During the second week of rehab therapy, your wife’s case manager invites you into her office. She explains that insurance companies limit rehab therapy to two weeks. She candidly admits health care is rationed by the bottom line; insurance companies’ profits. She schedules an exit date, orders durable medical equipment — a wheelchair, which is paid for by the insurance company. She explains that once home your insurance company will provide one day a week of in-home care for six weeks or three days a week of hour-long outpatient therapy sessions for eight weeks — your choice.
During your wife’s second week of rehab therapy, you watch other patients being wheeled out to waiting cars, lifted into the front seat or slid onto the back seat. There is a stunned, confused, stupefied expression on the faces of family members. For some patients it will be a slow, agonizing death sentence. There won’t be 24/7 home care, the family works — euthanasia through neglect.
Meanwhile, 18 months of home physical therapy pass. The progress is agonizingly slow.

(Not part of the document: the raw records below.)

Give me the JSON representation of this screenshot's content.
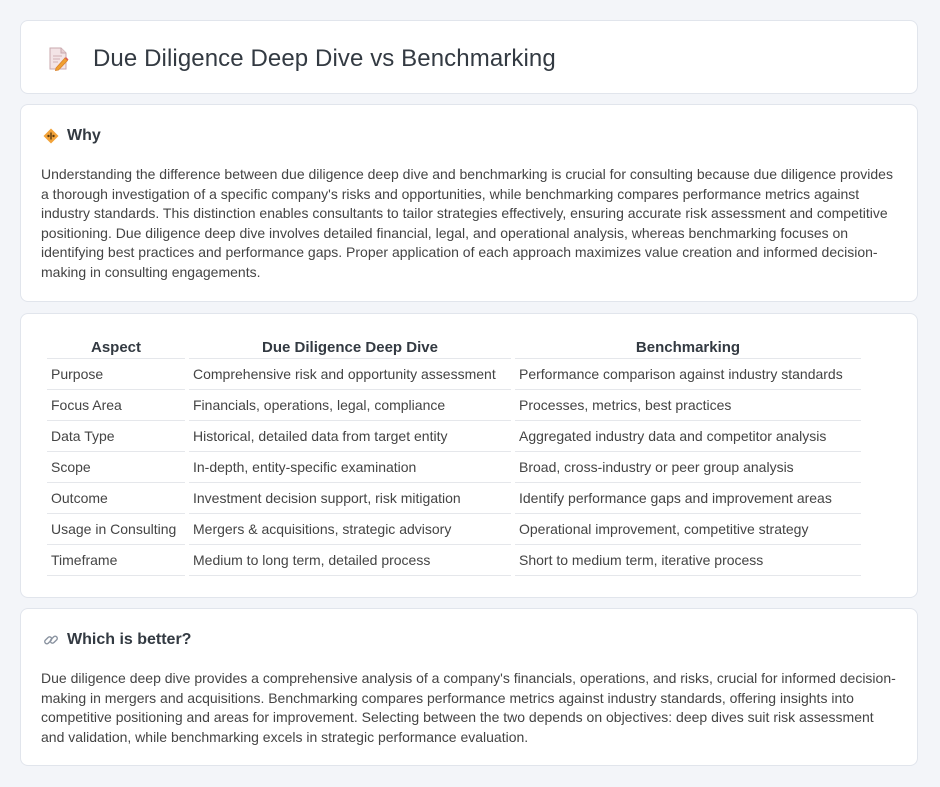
{
  "header": {
    "title": "Due Diligence Deep Dive vs Benchmarking",
    "icon": "document-pencil-icon"
  },
  "why": {
    "icon": "diamond-warning-icon",
    "title": "Why",
    "body": "Understanding the difference between due diligence deep dive and benchmarking is crucial for consulting because due diligence provides a thorough investigation of a specific company's risks and opportunities, while benchmarking compares performance metrics against industry standards. This distinction enables consultants to tailor strategies effectively, ensuring accurate risk assessment and competitive positioning. Due diligence deep dive involves detailed financial, legal, and operational analysis, whereas benchmarking focuses on identifying best practices and performance gaps. Proper application of each approach maximizes value creation and informed decision-making in consulting engagements."
  },
  "comparison": {
    "headers": [
      "Aspect",
      "Due Diligence Deep Dive",
      "Benchmarking"
    ],
    "rows": [
      [
        "Purpose",
        "Comprehensive risk and opportunity assessment",
        "Performance comparison against industry standards"
      ],
      [
        "Focus Area",
        "Financials, operations, legal, compliance",
        "Processes, metrics, best practices"
      ],
      [
        "Data Type",
        "Historical, detailed data from target entity",
        "Aggregated industry data and competitor analysis"
      ],
      [
        "Scope",
        "In-depth, entity-specific examination",
        "Broad, cross-industry or peer group analysis"
      ],
      [
        "Outcome",
        "Investment decision support, risk mitigation",
        "Identify performance gaps and improvement areas"
      ],
      [
        "Usage in Consulting",
        "Mergers & acquisitions, strategic advisory",
        "Operational improvement, competitive strategy"
      ],
      [
        "Timeframe",
        "Medium to long term, detailed process",
        "Short to medium term, iterative process"
      ]
    ]
  },
  "better": {
    "icon": "link-icon",
    "title": "Which is better?",
    "body": "Due diligence deep dive provides a comprehensive analysis of a company's financials, operations, and risks, crucial for informed decision-making in mergers and acquisitions. Benchmarking compares performance metrics against industry standards, offering insights into competitive positioning and areas for improvement. Selecting between the two depends on objectives: deep dives suit risk assessment and validation, while benchmarking excels in strategic performance evaluation."
  }
}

August 2009: Sarah Palin dominates the news with her claims that Obama’s health care plan creates a “Death Panel” that would kill her elderly parents and her Down Syndrome baby. Palin predicates her fears on a provision in H.R. 3200, the House’s current draft healthcare bill, that calls for “advance care planning consultation.” If passed, the measure would make available to individuals the option benefit (reimbursable under Medicare) of a consultation with a medical provider, professionals to speak with, and offer an explanation of the legal definitions of a living will, a healthcare proxy, and durable power of attorney that allows individuals to make clear their wishes for end-of-life care. Your doctor could also provide a list of resources to assist you and your family with advance care planning, hospice care, what financial resources are available, and explain the meaning of different orders relative to life-sustaining treatment.

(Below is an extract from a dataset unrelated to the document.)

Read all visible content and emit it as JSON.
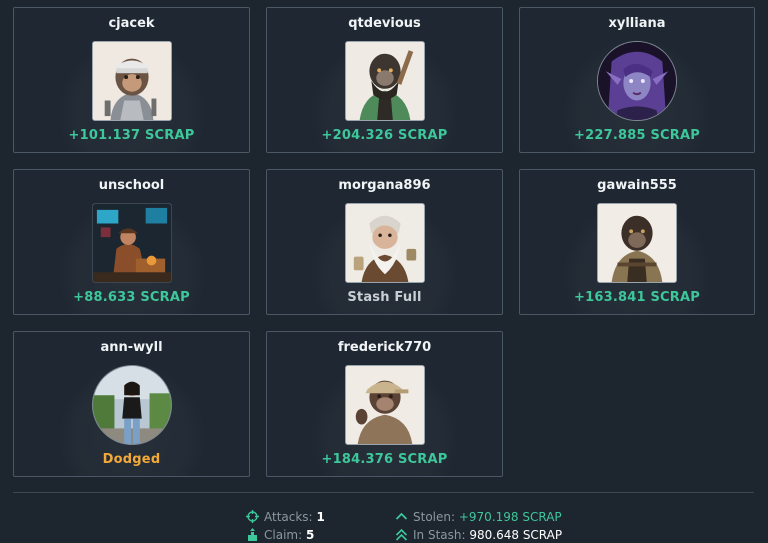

The bill would also block funding for counseling that presents assisted suicide as an option.
Today Americans can set aside their fear of Death Panels, rationing and euthanasia; a key group of senators (Democrats and Republicans) have abandoned the non-mandatory option benefit of “advance care planning consultation.” Thanks to right-wing media mouthpieces, such as Sarah Palin, Senator Chuck Grassley (R-Iowa) and Newt Gingrich, millions of Americans have been convinced that the option of advance care planning could be misused. The elderly and ailing could be coerced into accepting minimal end-of-life care to reduce America’s health care costs, which insurance companies are already doing to increase profits.

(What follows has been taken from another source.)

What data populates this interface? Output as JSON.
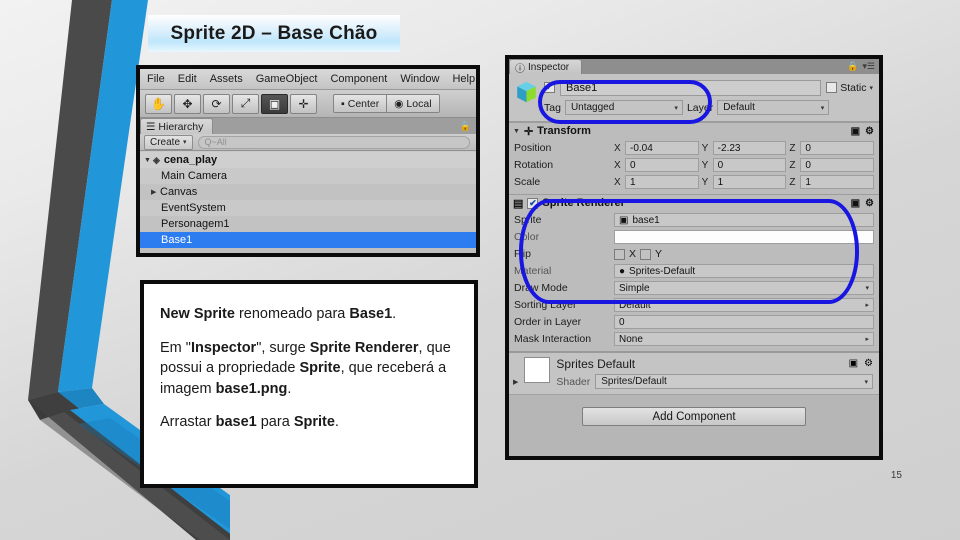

Fear of what might happen is the mind killer. The health care hysteria has devolved into shouting matches and ideological spin: Death Panels, rationing, euthanasian, “government takeover,” socialism, Nazism and so on. Ultimately, when all the shouting and spin subsides, one truth will persist: we all must face end-of-life decisions for ourselves and our loved ones, with or without the consultation of a healthcare provider.
Finally, the one sane suggestion that’s been ignored during the Death Panel brouhaha is that specific language be added to H.R. 3200, which would state that end-of-life consultations are NOT MANDATORY — either for physicans or patients — and that there would be NO PENALTY, either in coverage or compensation, for declining to participate.
Congratulations, Sarah. You won, America lost.
Kirk Stapp is a former Mayor and Mammoth Lakes Town Council member. He is also a teacher, and most recently the author of “Teaching Iraq.”